Pedro Solana (Accésit en los XIII premios Félix de Azara por la serie «La otra dimensión del esquí», publicada en Ronda Somontano). Rozando el mediodía, una vez habían sido abandonadas las pistas, aprovechábamos una vieja cabaña para comer algo pero de forma alterna y sucesiva pues nuestro cobijo no era muy grande y además los grupos, marchando a diferentes velocidades, poco a poco se habían distanciado.
La tarde se había vuelto gris y un poco fría, no así nuestro ambiente, que cada vez se caldeaba más entre risas, comentarios alegres donde el idioma inglés así como el francés se interponían en una fluida conversación que era casi amigable tertulia. Siempre me ha gustado hacer en las clases una sucesión de conceptos transcritos desde el guión pero que una y otra vez se han de ver complementados con recursos didácticos basados en experiencias más de veterano que de monitor y que actúan a modo de trucos entremezclados con mi afán por conocer y aproximarme a estos jóvenes que siguen fielmente los consejos y la huella trazada por mí.
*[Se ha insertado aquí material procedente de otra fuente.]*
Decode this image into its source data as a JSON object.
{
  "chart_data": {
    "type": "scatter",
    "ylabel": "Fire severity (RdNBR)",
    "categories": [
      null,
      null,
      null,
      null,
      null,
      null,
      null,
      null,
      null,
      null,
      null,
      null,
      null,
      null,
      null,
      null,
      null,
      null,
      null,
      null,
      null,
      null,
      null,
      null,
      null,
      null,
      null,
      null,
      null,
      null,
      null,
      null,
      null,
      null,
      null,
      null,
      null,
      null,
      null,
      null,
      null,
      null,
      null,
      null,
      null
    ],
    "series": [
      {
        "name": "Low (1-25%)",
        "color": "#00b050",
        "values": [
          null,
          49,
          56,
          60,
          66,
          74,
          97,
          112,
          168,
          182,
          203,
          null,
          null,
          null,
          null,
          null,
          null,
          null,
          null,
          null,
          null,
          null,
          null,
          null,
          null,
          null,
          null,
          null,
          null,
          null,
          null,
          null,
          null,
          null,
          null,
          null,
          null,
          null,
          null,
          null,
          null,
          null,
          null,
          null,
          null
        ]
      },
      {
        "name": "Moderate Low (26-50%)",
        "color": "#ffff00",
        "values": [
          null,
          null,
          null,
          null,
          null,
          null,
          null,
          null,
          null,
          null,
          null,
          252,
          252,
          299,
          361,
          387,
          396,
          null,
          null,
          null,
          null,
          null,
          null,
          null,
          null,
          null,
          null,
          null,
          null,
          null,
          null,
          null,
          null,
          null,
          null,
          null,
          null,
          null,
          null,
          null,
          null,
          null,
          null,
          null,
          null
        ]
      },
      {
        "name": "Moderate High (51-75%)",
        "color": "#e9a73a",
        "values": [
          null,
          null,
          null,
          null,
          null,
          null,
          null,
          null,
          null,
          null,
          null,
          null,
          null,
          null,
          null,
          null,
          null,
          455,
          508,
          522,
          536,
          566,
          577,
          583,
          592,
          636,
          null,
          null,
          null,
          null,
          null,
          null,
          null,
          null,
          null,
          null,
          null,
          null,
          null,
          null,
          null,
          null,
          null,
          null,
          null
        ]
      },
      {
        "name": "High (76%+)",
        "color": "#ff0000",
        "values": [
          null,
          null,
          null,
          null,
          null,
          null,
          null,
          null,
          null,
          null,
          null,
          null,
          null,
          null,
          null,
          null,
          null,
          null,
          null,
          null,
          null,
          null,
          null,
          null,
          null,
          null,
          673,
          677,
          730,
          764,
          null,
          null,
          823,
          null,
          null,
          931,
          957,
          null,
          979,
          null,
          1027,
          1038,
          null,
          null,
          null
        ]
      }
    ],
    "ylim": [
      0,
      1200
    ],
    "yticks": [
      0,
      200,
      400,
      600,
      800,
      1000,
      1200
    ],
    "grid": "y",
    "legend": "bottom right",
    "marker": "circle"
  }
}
Nuestra tertulia, una vez más, nos había situado al final de todos los grupos. Parecía mentira, pero conforme ascendíamos por las laderas, tras un largo viraje, se nos presentaban nuevos horizontes con menos nieve hasta el punto de que, en un momento dado, la huella de los que nos precedían desaparecía entre la hierba y perdíamos contacto visual con los otros. No sentí en ningún momento preocupación pues estábamos ya a cierta altura, comunicados siempre por radio aunque hacía rato que no se oían comentarios de mis colegas monitores. No me había enterado de objetivos tales como una cima concreta y giré mi cabeza buscando alternativas para acabar la jornada. A mi izquierda, sin parar de marchar, observé un pequeño vallecito donde una de sus vertientes estaba perfectamente innivada, no así la otra.
Decidí ascender por ese valle trazando con cuidado y atención una huella en zig-zag al pie de una zona rocosa pero que nos permitía progresar pisando buena nieve. Era consciente de que por ahí no habían ido los otros grupos y esto me hacía escudriñar los altos en silencio como si concentrándome lograra una solución de continuidad para una jornada que acabaría en cuanto los otros grupos tocaran cima a no mucho tardar y así lo comunicaran por la radio.
Nuestra silenciosa marcha se truncó de repente cuando se oyó un grito apagado. Instintivamente me volví a la izquierda, de donde provenía el grito, preguntándome extrañado: «¿Qué pasa…?». Mientras, el resto del grupo se volvía hacia la derecha, mirando a la pared como confundidos por el rebote del sonido.